Better stacktrace data for non-file routes behind login wall #8656

cstavitsky · 2023-07-25T22:19:12Z

Submitting on behalf of a customer (see linked Jira ticket for customer-specific details):

Problem Statement

In some cases of the same issue, stack traces have rich context, but in other cases, there is no context. The pages in question involve HAML

Example A (already behaves how we want)

URL: http://some-client.myexamplesite.com/admin:

When we visit the actual URL and look at the page source, we can see that line 289 is present and matches the source context shown in Sentry:

Great -- this is what we want.

Example B (want different behavior)

URL: http://another-client.myexamplesite.com/admin:

When we visit the actual URL and look at the page source, we see that line 407, where the error occurred, does not exist:

The desired behavior is to have similar detailed source context even for errors behind login walls.

Why this happens

I and colleague @Prithvirajkumar spoke internally to @kamilogorek on Slack, who mentioned that the problem with the missing stack trace is that the captured error is pointing to a route, in the case of the example it’s /admin.

The problem is that the captured error is pointing to a route, in this case it's /admin.
There’s no such artifact, as it’s not a file, so we reach out to scrape the page.
We do so successfully for pages that have no login wall (if we view the page source in our browser without logging in, we see the line where the error was triggered)
Whereas, for events with no context, it’s getting a “login” page served, effectively not being able to resolve it (if we visit the page source in our browser without logging in, the line number where the error occurred does not exist, indicating that it took place behind a login wall)

Solution Brainstorm

Our customer writes:

Because our haml sections are legacy code they're also more prone to errors, so being able to pinpoint the code is pretty important for us. Unfortunately the majority of our important errors happen while users are logged in.
Because Bugsnag does provide context for these same errors, it looks like there's room for improvement. They must be capturing that context as the event happens and sending it along with the initial payload. I'm going to look at doing the same and capture/send it as metadata, but that won't show up as a stack trace. Can I make a feature request for parity with Bugsnag here?

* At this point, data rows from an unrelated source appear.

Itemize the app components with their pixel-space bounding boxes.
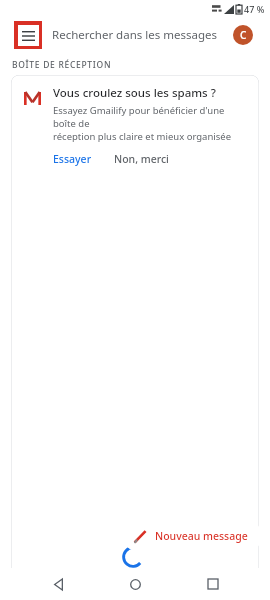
button[interactable]: Essayer [53,152,92,166]
staticText: 47 % [244,3,265,15]
button[interactable]: Non, merci [114,152,169,166]
button[interactable]: Rechercher dans les messages [52,27,233,43]
staticText: Nouveau message [155,529,248,543]
staticText: Non, merci [114,152,169,166]
staticText: BOÎTE DE RÉCEPTION [12,59,112,71]
button[interactable]: Applications récentes [193,568,233,600]
staticText: C [240,28,247,42]
button[interactable]: Accueil [115,568,155,600]
staticText: Essayez Gmailify pour bénéficier d'une b… [53,104,249,143]
button[interactable]: Compte [233,25,253,45]
button[interactable]: Vous croulez sous les spams ? [11,75,259,600]
staticText: Rechercher dans les messages [52,27,217,43]
button[interactable]: Menu [14,21,42,49]
button[interactable]: Retour [38,568,78,600]
staticText: Vous croulez sous les spams ? [53,85,216,101]
button[interactable]: Nouveau message [123,520,262,552]
staticText: Essayer [53,152,92,166]
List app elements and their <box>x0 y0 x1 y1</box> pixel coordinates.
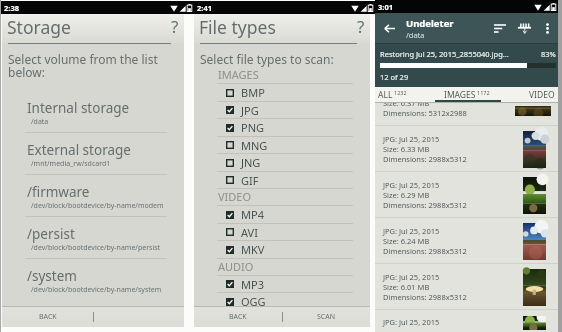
button[interactable]: External storage <box>2 133 184 175</box>
staticText: Select file types to scan: <box>200 51 334 67</box>
button[interactable]: /firmware <box>2 175 184 217</box>
staticText: Undeleter <box>406 17 454 30</box>
button[interactable]: VIDEO <box>497 87 558 102</box>
staticText: /dev/block/bootdevice/by-name/persist <box>31 243 161 253</box>
button[interactable]: /system <box>2 259 184 301</box>
button[interactable]: More options <box>536 17 558 39</box>
button[interactable]: MNG <box>194 137 370 154</box>
staticText: JPG: Jul 25, 2015 Size: 6.33 MB Dimensio… <box>383 134 467 164</box>
staticText: /mnt/media_rw/sdcard1 <box>31 159 111 169</box>
button[interactable]: JPG: Jul 25, 2015 Size: 6.29 MB Dimensio… <box>375 172 558 218</box>
button[interactable]: AVI <box>194 224 370 241</box>
staticText: GIF <box>241 173 259 188</box>
button[interactable]: /persist <box>2 217 184 259</box>
staticText: SCAN <box>317 312 336 322</box>
button[interactable]: GIF <box>194 172 370 189</box>
staticText: Storage <box>7 15 71 39</box>
staticText: 2:38 <box>4 3 19 13</box>
staticText: /persist <box>27 225 75 243</box>
button[interactable]: JPG <box>194 102 370 119</box>
staticText: JPG: Jul 25, 2015 <box>383 317 440 327</box>
staticText: 12 of 29 <box>380 72 409 82</box>
staticText: ALL <box>378 89 393 101</box>
staticText: Internal storage <box>27 99 130 117</box>
button[interactable]: PNG <box>194 119 370 137</box>
button[interactable]: MP3 <box>194 276 370 293</box>
staticText: External storage <box>27 141 131 159</box>
staticText: AUDIO <box>218 259 254 274</box>
button[interactable]: BMP <box>194 84 370 102</box>
staticText: 3:01 <box>378 2 393 12</box>
button[interactable]: JPG: Jul 25, 2015 Size: 6.24 MB Dimensio… <box>375 218 558 264</box>
button[interactable]: MKV <box>194 241 370 259</box>
staticText: VIDEO <box>529 89 555 101</box>
button[interactable]: SCAN <box>282 307 370 327</box>
staticText: VIDEO <box>218 189 252 204</box>
button[interactable]: Back <box>375 14 404 43</box>
staticText: JPG: Jul 25, 2015 Size: 6.24 MB Dimensio… <box>383 226 467 256</box>
button[interactable]: JNG <box>194 154 370 172</box>
button[interactable]: JPG: Jul 25, 2015 Size: 6.01 MB Dimensio… <box>375 264 558 310</box>
button[interactable]: Size: 6.37 MB Dimensions: 5312x2988 <box>375 103 558 126</box>
staticText: IMAGES <box>218 67 259 82</box>
staticText: /system <box>27 267 77 285</box>
button[interactable]: BACK <box>194 307 282 327</box>
staticText: BMP <box>241 85 265 100</box>
staticText: MKV <box>241 242 265 257</box>
button[interactable]: Help <box>351 15 371 35</box>
staticText: 1172 <box>477 89 490 96</box>
staticText: File types <box>199 15 276 39</box>
staticText: Restoring Jul 25, 2015_2855040.jpg... <box>380 49 509 59</box>
staticText: 83% <box>541 49 556 59</box>
staticText: ? <box>171 15 179 35</box>
button[interactable]: ALL <box>375 87 436 102</box>
button[interactable]: BACK <box>2 307 93 327</box>
staticText: MNG <box>241 138 268 153</box>
staticText: Select volume from the list below: <box>8 51 158 81</box>
button[interactable]: JPG: Jul 25, 2015 Size: 6.33 MB Dimensio… <box>375 126 558 172</box>
staticText: AVI <box>241 225 258 240</box>
staticText: JPG: Jul 25, 2015 Size: 6.01 MB Dimensio… <box>383 272 467 302</box>
staticText: /data <box>31 117 49 127</box>
staticText: 1232 <box>394 89 407 96</box>
button[interactable]: Filter <box>512 16 536 40</box>
staticText: OGG <box>241 294 266 309</box>
button[interactable]: OGG <box>194 293 370 311</box>
staticText: 2:41 <box>197 3 212 13</box>
staticText: /dev/block/bootdevice/by-name/system <box>31 285 162 295</box>
staticText: MP3 <box>241 277 264 292</box>
button[interactable]: JPG: Jul 25, 2015 <box>375 310 558 330</box>
staticText: MP4 <box>241 207 264 222</box>
staticText: JPG: Jul 25, 2015 Size: 6.29 MB Dimensio… <box>383 180 467 210</box>
staticText: /firmware <box>27 183 90 201</box>
button[interactable]: Sort <box>488 16 512 40</box>
button[interactable]: Internal storage <box>2 91 184 133</box>
button[interactable]: MP4 <box>194 206 370 224</box>
staticText: JNG <box>241 155 261 170</box>
button[interactable]: Help <box>165 15 185 35</box>
staticText: PNG <box>241 120 265 135</box>
staticText: BACK <box>229 312 247 322</box>
button[interactable] <box>93 307 184 327</box>
staticText: BACK <box>39 312 57 322</box>
staticText: /dev/block/bootdevice/by-name/modem <box>31 201 164 211</box>
staticText: IMAGES <box>444 89 476 101</box>
staticText: JPG <box>241 103 259 118</box>
staticText: Size: 6.37 MB Dimensions: 5312x2988 <box>383 103 467 118</box>
button[interactable]: IMAGES <box>436 87 497 102</box>
staticText: /data <box>406 30 425 40</box>
staticText: ? <box>357 15 365 35</box>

I've confirmed that Bugsnag sends this helpful data with the event. Here's a screenshot for reference

The customer also provided this screenshot from Bugsnag:

The ideal situation would be to have stack trace information shown even for errors occurring behind login-walled routes, such as /admin in the example.

This could require capturing and including stacktrace data at the time of the crash rather than scraping the page and encountering the login wall.

Product Area

Issues

┆Issue is synchronized with this Jira Improvement by Unito

The text was updated successfully, but these errors were encountered:

getsantry · 2023-07-25T22:24:56Z

Routing to @getsentry/product-owners-issues for triage ⏲️

tavisatjane · 2023-07-26T20:01:57Z

I've developed a work around that leverages the error-stack-parser and stack-generator packages to create a stack trace at error time. I then attach it to event.extras in beforeSend

Lms24 · 2023-07-27T08:01:37Z

I'm going to write down some thoughts here after reading the issue and doing some research. Feel free to correct whatever is wrong but to me the following things are important:

I'm assuming it's not possible to match the code with a source map artifact because it's directly embedded in the html file.
To at least get the original JS code, we try to scrape the file during symbolication which we fail to do for the pages behind a log in wall. I don't think there's much we can do here.
The request is to collect context lines in the Browser SDK instead.
- We do this for node with the ContextLines integration but not for browser because we generally can't access the JS files within the browser.
- However, we can read the browser html and extract context lines from it, in case the error happens in html-embedded JS
- For reference, bugsnag is doing this
- If we do this, we would probably do it in the form of a new integration
- I'm concerned about the bundle size increase though so we need to discuss if this should be a default integration or an opt-in one.

AbhiPrasad · 2023-07-27T14:23:42Z

I'd do this with an opt-in integration, since not all applications have this setup. For those who do, they can pay the extra bundle size cost.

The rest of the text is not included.